Tigers Scouting Report #3: Steven Moya

Steven Moya has been floating on prospect lists for years due to his impressive size and raw power displays. Moya showed signs of putting things together in 2013 in Lakeland and continued to hit well in his spring training cameo with the big league club; is Moya finally ready to translate that potential into production?

Steven Moya


Position: Outfielder

Date of Birth: 9/8/1991 (2014 Opening Day Age: 22)
Height/Weight: 6-6/230
Bats/Throws: Left/Right
Acquired: Amateur Free Agent, 2008
Ranking History: #77 (2009), #48 (2010), #71 (2011), #25 (2012), #6 (2013), #3 (2014)
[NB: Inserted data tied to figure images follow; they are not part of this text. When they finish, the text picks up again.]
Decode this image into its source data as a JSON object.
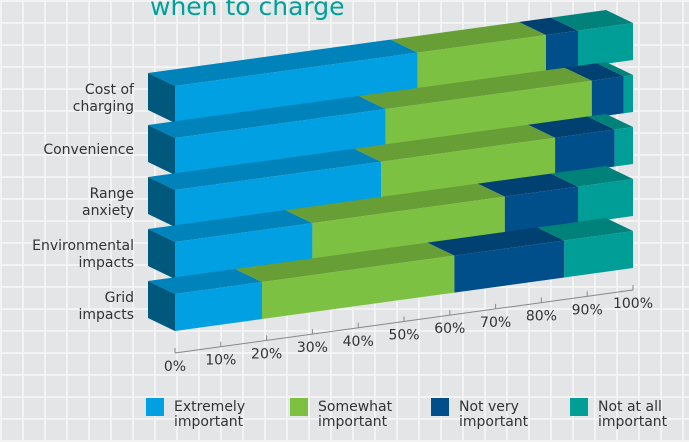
{
  "chart_data": {
    "type": "bar3d_stacked_horizontal",
    "title": "when to charge",
    "categories": [
      "Cost of charging",
      "Convenience",
      "Range anxiety",
      "Environmental impacts",
      "Grid impacts"
    ],
    "series": [
      {
        "name": "Extremely important",
        "color": "#00a0e3",
        "values": [
          53,
          46,
          45,
          30,
          19
        ]
      },
      {
        "name": "Somewhat important",
        "color": "#7dc142",
        "values": [
          28,
          45,
          38,
          42,
          42
        ]
      },
      {
        "name": "Not very important",
        "color": "#004f8b",
        "values": [
          7,
          7,
          13,
          16,
          24
        ]
      },
      {
        "name": "Not at all important",
        "color": "#009e96",
        "values": [
          12,
          2,
          4,
          12,
          15
        ]
      }
    ],
    "xlim": [
      0,
      100
    ],
    "xticks": [
      {
        "value": 0,
        "label": "0%"
      },
      {
        "value": 10,
        "label": "10%"
      },
      {
        "value": 20,
        "label": "20%"
      },
      {
        "value": 30,
        "label": "30%"
      },
      {
        "value": 40,
        "label": "40%"
      },
      {
        "value": 50,
        "label": "50%"
      },
      {
        "value": 60,
        "label": "60%"
      },
      {
        "value": 70,
        "label": "70%"
      },
      {
        "value": 80,
        "label": "80%"
      },
      {
        "value": 90,
        "label": "90%"
      },
      {
        "value": 100,
        "label": "100%"
      }
    ]
  }
}
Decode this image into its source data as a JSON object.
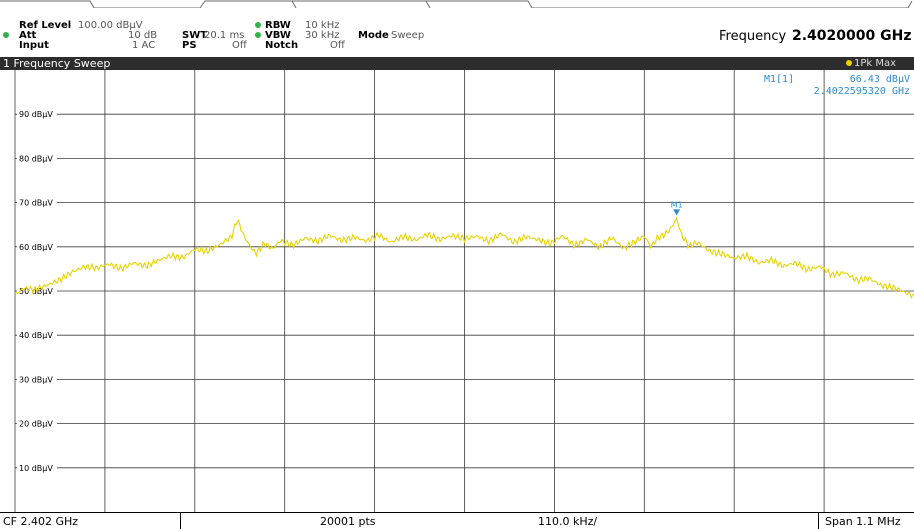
{
  "header": {
    "ref_level_label": "Ref Level",
    "ref_level_value": "100.00 dBµV",
    "att_label": "Att",
    "att_value": "10 dB",
    "swt_label": "SWT",
    "swt_value": "20.1 ms",
    "input_label": "Input",
    "input_value": "1 AC",
    "ps_label": "PS",
    "ps_value": "Off",
    "rbw_label": "RBW",
    "rbw_value": "10 kHz",
    "vbw_label": "VBW",
    "vbw_value": "30 kHz",
    "notch_label": "Notch",
    "notch_value": "Off",
    "mode_label": "Mode",
    "mode_value": "Sweep",
    "frequency_label": "Frequency",
    "frequency_value": "2.4020000 GHz",
    "indicator_color": "#33b24a"
  },
  "window": {
    "title": "1 Frequency Sweep",
    "trace_label": "1Pk Max",
    "trace_color": "#e8d300"
  },
  "marker": {
    "name": "M1",
    "label": "M1[1]",
    "level": "66.43 dBµV",
    "frequency": "2.4022595320 GHz",
    "color": "#2f8bd6",
    "level_dbuv": 66.43,
    "frequency_offset_khz": 259.532
  },
  "chart_data": {
    "type": "line",
    "title": "",
    "xlabel": "",
    "ylabel": "",
    "y_unit": "dBµV",
    "ylim": [
      0,
      100
    ],
    "y_ticks": [
      10,
      20,
      30,
      40,
      50,
      60,
      70,
      80,
      90
    ],
    "y_tick_labels": [
      "10 dBµV",
      "20 dBµV",
      "30 dBµV",
      "40 dBµV",
      "50 dBµV",
      "60 dBµV",
      "70 dBµV",
      "80 dBµV",
      "90 dBµV"
    ],
    "xlim_khz": [
      -550,
      550
    ],
    "x_div_khz": 110,
    "grid": true,
    "series": [
      {
        "color": "#e8d300",
        "x_khz": [
          -550,
          -540,
          -525,
          -510,
          -495,
          -480,
          -465,
          -450,
          -435,
          -420,
          -405,
          -390,
          -375,
          -360,
          -345,
          -330,
          -315,
          -300,
          -285,
          -278,
          -270,
          -262,
          -255,
          -245,
          -235,
          -225,
          -210,
          -195,
          -180,
          -165,
          -150,
          -135,
          -120,
          -105,
          -90,
          -75,
          -60,
          -45,
          -30,
          -15,
          0,
          15,
          30,
          45,
          60,
          75,
          90,
          105,
          120,
          135,
          150,
          165,
          180,
          195,
          210,
          220,
          228,
          236,
          245,
          252,
          259.5,
          266,
          275,
          285,
          300,
          315,
          330,
          345,
          360,
          375,
          390,
          405,
          420,
          435,
          450,
          465,
          480,
          495,
          510,
          525,
          540,
          550
        ],
        "y_dbuv": [
          49.2,
          50.6,
          50.3,
          51.4,
          52.5,
          54.3,
          55.5,
          55.2,
          56.1,
          55.0,
          56.4,
          55.6,
          56.9,
          58.0,
          57.5,
          59.5,
          59.0,
          60.4,
          62.3,
          66.2,
          62.5,
          60.0,
          58.4,
          60.8,
          59.5,
          61.4,
          60.3,
          62.0,
          61.2,
          62.6,
          61.4,
          62.2,
          61.3,
          62.7,
          61.0,
          62.4,
          61.5,
          62.8,
          61.6,
          62.6,
          61.8,
          62.4,
          61.2,
          63.0,
          61.0,
          62.3,
          61.6,
          60.7,
          62.5,
          60.2,
          61.8,
          59.8,
          62.1,
          59.6,
          61.3,
          62.4,
          60.0,
          62.0,
          62.8,
          64.0,
          66.4,
          62.5,
          60.1,
          61.0,
          59.0,
          58.4,
          57.4,
          58.0,
          56.3,
          57.1,
          55.6,
          56.4,
          54.8,
          55.6,
          53.6,
          54.2,
          52.4,
          52.9,
          51.2,
          50.8,
          49.6,
          48.8
        ]
      }
    ]
  },
  "footer": {
    "center_frequency": "CF 2.402 GHz",
    "points": "20001 pts",
    "per_division": "110.0 kHz/",
    "span": "Span 1.1 MHz"
  }
}
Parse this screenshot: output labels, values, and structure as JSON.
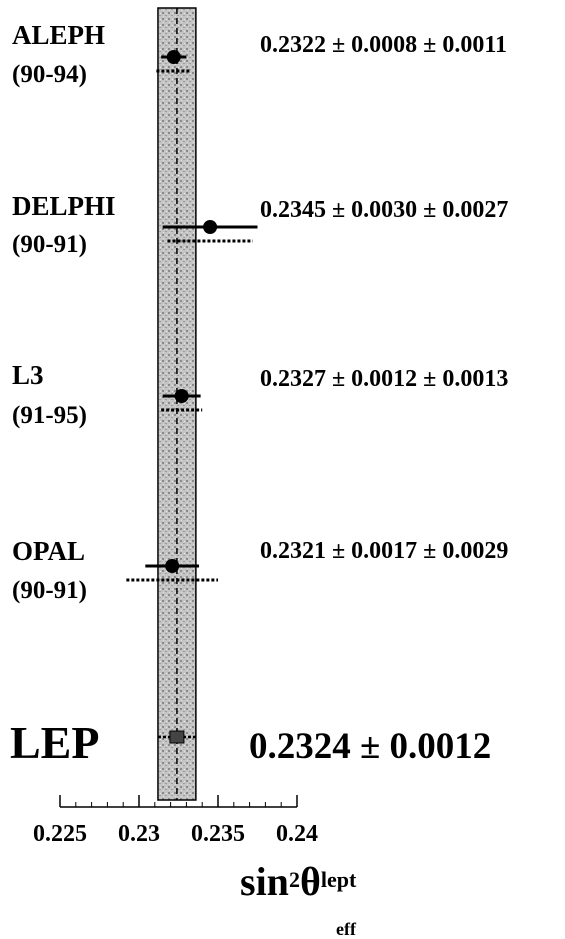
{
  "chart_data": {
    "type": "scatter",
    "title": "",
    "xlabel": "sin²θ_eff^lept",
    "xlabel_parts": {
      "main": "sin",
      "sup1": "2",
      "theta": "θ",
      "sup2": "lept",
      "sub": "eff"
    },
    "xlim": [
      0.225,
      0.24
    ],
    "xticks": [
      "0.225",
      "0.23",
      "0.235",
      "0.24"
    ],
    "xtick_values": [
      0.225,
      0.23,
      0.235,
      0.24
    ],
    "experiments": [
      {
        "name": "ALEPH",
        "period": "(90-94)",
        "value": 0.2322,
        "stat": 0.0008,
        "syst": 0.0011,
        "label": "0.2322 ± 0.0008 ± 0.0011"
      },
      {
        "name": "DELPHI",
        "period": "(90-91)",
        "value": 0.2345,
        "stat": 0.003,
        "syst": 0.0027,
        "label": "0.2345 ± 0.0030 ± 0.0027"
      },
      {
        "name": "L3",
        "period": "(91-95)",
        "value": 0.2327,
        "stat": 0.0012,
        "syst": 0.0013,
        "label": "0.2327 ± 0.0012 ± 0.0013"
      },
      {
        "name": "OPAL",
        "period": "(90-91)",
        "value": 0.2321,
        "stat": 0.0017,
        "syst": 0.0029,
        "label": "0.2321 ± 0.0017 ± 0.0029"
      }
    ],
    "combined": {
      "name": "LEP",
      "value": 0.2324,
      "error": 0.0012,
      "label": "0.2324 ± 0.0012"
    },
    "band_color": "#b8b8b8",
    "marker_color": "#000000"
  }
}
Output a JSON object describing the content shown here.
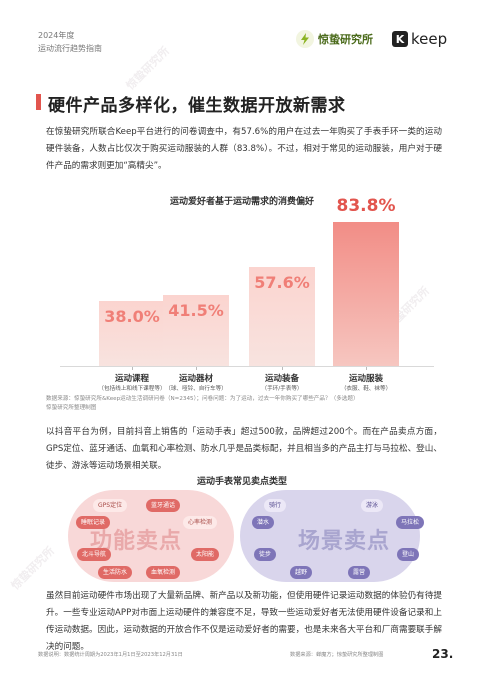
{
  "header": {
    "year": "2024年度",
    "subtitle": "运动流行趋势指南"
  },
  "logos": {
    "brand1": "惊蛰研究所",
    "brand2_mark": "K",
    "brand2_text": "keep"
  },
  "section": {
    "title": "硬件产品多样化，催生数据开放新需求",
    "paragraph1": "在惊蛰研究所联合Keep平台进行的问卷调查中，有57.6%的用户在过去一年购买了手表手环一类的运动硬件装备，人数占比仅次于购买运动服装的人群（83.8%）。不过，相对于常见的运动服装，用户对于硬件产品的需求则更加“高精尖”。"
  },
  "chart_data": {
    "type": "bar",
    "title": "运动爱好者基于运动需求的消费偏好",
    "categories": [
      "运动课程",
      "运动器材",
      "运动装备",
      "运动服装"
    ],
    "category_notes": [
      "（包括线上和线下课程等）",
      "（球、哑铃、自行车等）",
      "（手环/手表等）",
      "（衣服、鞋、袜等）"
    ],
    "values": [
      38.0,
      41.5,
      57.6,
      83.8
    ],
    "value_labels": [
      "38.0%",
      "41.5%",
      "57.6%",
      "83.8%"
    ],
    "ylim": [
      0,
      100
    ],
    "highlight_index": 3,
    "colors": {
      "bar": "#fbd4cf",
      "highlight": "#f28d86",
      "value": "#f07f77",
      "highlight_value": "#e2554e"
    }
  },
  "chart_source": "数据来源：惊蛰研究所&Keep运动生活调研问卷（N=2345）；问卷问题：为了运动，过去一年你购买了哪些产品？（多选题）",
  "chart_credit": "惊蛰研究所整理制图",
  "paragraph2": "以抖音平台为例，目前抖音上销售的「运动手表」超过500款，品牌超过200个。而在产品卖点方面，GPS定位、蓝牙通话、血氧和心率检测、防水几乎是品类标配，并且相当多的产品主打与马拉松、登山、徒步、游泳等运动场景相关联。",
  "features": {
    "title": "运动手表常见卖点类型",
    "left_label": "功能卖点",
    "right_label": "场景卖点",
    "left_items": [
      "GPS定位",
      "蓝牙通话",
      "睡眠记录",
      "心率检测",
      "北斗导航",
      "太阳能",
      "生活防水",
      "血氧检测"
    ],
    "right_items": [
      "骑行",
      "游泳",
      "潜水",
      "马拉松",
      "徒步",
      "登山",
      "越野",
      "露营"
    ]
  },
  "paragraph3": "虽然目前运动硬件市场出现了大量新品牌、新产品以及新功能，但使用硬件记录运动数据的体验仍有待提升。一些专业运动APP对市面上运动硬件的兼容度不足，导致一些运动爱好者无法使用硬件设备记录和上传运动数据。因此，运动数据的开放合作不仅是运动爱好者的需要，也是未来各大平台和厂商需要联手解决的问题。",
  "footer": {
    "left": "数据说明：数据统计周期为2023年1月1日至2023年12月31日",
    "right": "数据来源：蝉魔方；惊蛰研究所整理制图",
    "page": "23."
  },
  "watermark": "惊蛰研究所"
}
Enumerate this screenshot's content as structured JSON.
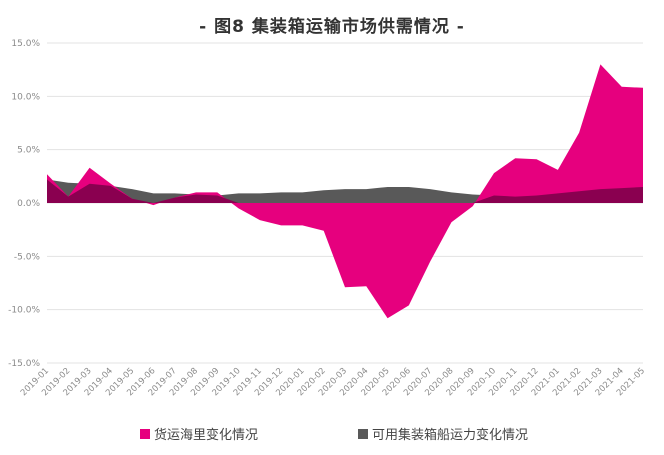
{
  "title": "- 图8  集装箱运输市场供需情况 -",
  "chart_data": {
    "type": "area",
    "title": "图8 集装箱运输市场供需情况",
    "xlabel": "",
    "ylabel": "",
    "ylim": [
      -15,
      15
    ],
    "yticks": [
      "15.0%",
      "10.0%",
      "5.0%",
      "0.0%",
      "-5.0%",
      "-10.0%",
      "-15.0%"
    ],
    "grid": true,
    "legend_position": "bottom",
    "categories": [
      "2019-01",
      "2019-02",
      "2019-03",
      "2019-04",
      "2019-05",
      "2019-06",
      "2019-07",
      "2019-08",
      "2019-09",
      "2019-10",
      "2019-11",
      "2019-12",
      "2020-01",
      "2020-02",
      "2020-03",
      "2020-04",
      "2020-05",
      "2020-06",
      "2020-07",
      "2020-08",
      "2020-09",
      "2020-10",
      "2020-11",
      "2020-12",
      "2021-01",
      "2021-02",
      "2021-03",
      "2021-04",
      "2021-05"
    ],
    "series": [
      {
        "name": "货运海里变化情况",
        "color": "#e6007e",
        "values": [
          2.7,
          0.6,
          3.3,
          1.8,
          0.4,
          -0.2,
          0.5,
          1.0,
          1.0,
          -0.5,
          -1.6,
          -2.1,
          -2.1,
          -2.6,
          -7.9,
          -7.8,
          -10.8,
          -9.6,
          -5.5,
          -1.8,
          -0.3,
          2.8,
          4.2,
          4.1,
          3.1,
          6.6,
          13.0,
          10.9,
          10.8
        ]
      },
      {
        "name": "可用集装箱船运力变化情况",
        "color": "#595959",
        "values": [
          2.2,
          1.9,
          1.8,
          1.6,
          1.3,
          0.9,
          0.9,
          0.8,
          0.7,
          0.9,
          0.9,
          1.0,
          1.0,
          1.2,
          1.3,
          1.3,
          1.5,
          1.5,
          1.3,
          1.0,
          0.8,
          0.7,
          0.6,
          0.7,
          0.9,
          1.1,
          1.3,
          1.4,
          1.5
        ]
      }
    ]
  },
  "legend": {
    "items": [
      {
        "label": "货运海里变化情况",
        "color": "#e6007e"
      },
      {
        "label": "可用集装箱船运力变化情况",
        "color": "#595959"
      }
    ]
  }
}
Background: One of the Tigers most impressive signings of the 2008 international period, Moya debuted with a .252 average and six home runs in his 2009 DSL debut. He followed that up with a .190 average in 40 GCL games in 2010, before jumping all the way to Low-A West Michigan in 2011. With the Whitecaps he hit just .204 but slugged 13 home runs and put himself squarely on the prospect map. He returned to West Michigan in 2012 and hit .288/.319/.481 in 59 games before undergoing Tommy John surgery. Once finally back on the field in 2013, Moya slugged 12 home runs and hit .255 in the High-A Florida State League before hitting well in spring training this year and jumping to Double-A Erie.


2013 Stats - Hitting
Lakeland 365529319512551810660.255.296.433

Scouting Report

Body: Enormous; ridiculous; MLB body since the day he signed; chiseled his frame during rehab from TJ surgery; incredibly strong; shocking athlete for his size; incredible frame and strength.

Hit: Typical long-arm struggles; big holes on the inner half; has above-average raw bat speed; can shorten and get to the ball quickly, but that's not his game; feel for barrel is mediocre; lots of swing and miss; better pitch rec than you'd think; likes to swing at pitches near the zone and won't walk much; hitters can exploit him with spin and velocity inside; hit tool unlikely to play to average; will come up short; could limit utility of best tools; still a ways from hit tool maturation. Grade – Present 3/Future 4

Power: Incredible; some of the best raw power in the game; when his arms extend can drive balls to all fields with fantastic authority; power to pull side is stupid; swing has upper-cut to allow him to lift balls and drive majestic shots; even with below-average hit tool, power will play to at least plus to plus-plus level could still hit 25 home runs a year; power won't be supplemented by doubles or triples. Grade – 8/8

Speed: Long, slow strides; surprisingly quick for his size; chews up ground with long strides; speed plays better once underway; below-average down the line; can run to average levels over longer distances, including while playing outfield; no development likely. Grade – 4+/4+

Defense: Has gone from awkward to solid in RF; won't get to tons of balls in the gaps; can move well enough to cover some ground; comes in well on the ball; doesn't go back particularly well; reads the ball well either side; can play average RF with good athleticism; still needs to improve focus/consistency. Grade – 4+/5

Arm: Arm strength is back after TJ surgery; raw strength returns to plus; fits in RF; good carry and accuracy on throws; can be a deterrent to base runners; release gets a little slow at times. Grade – 5+/6

Other: Quiet, humble kid; very, very religious; good makeup; extremely hard worker on and off the field; wants desperately to play the game loves for a living.

Final Word

Summary: Power is the selling point here; off-the-charts raw power; could play to plus-plus with below-average hit development; could still play to plus without full development; hit tool development will control future; near average runner; can defend in RF but needs consistency; plus arm; developing feel for the game; excellent makeup; player that just keeps getting better.

Risk: High risk; Starting to adjust to Double-A pitchers; hit tool will limit utility of carrying tool; still could require multiple MiLB seasons.

Projection: Everyday RF ceiling that hits in the middle of a championship lineup; could come up short and be more of a platoon/bench bat that provides massive pop; needs two full MiLB seasons to complete development; could still take longer than that; likely arrival in 2015 but not permanent until sometime in 2016.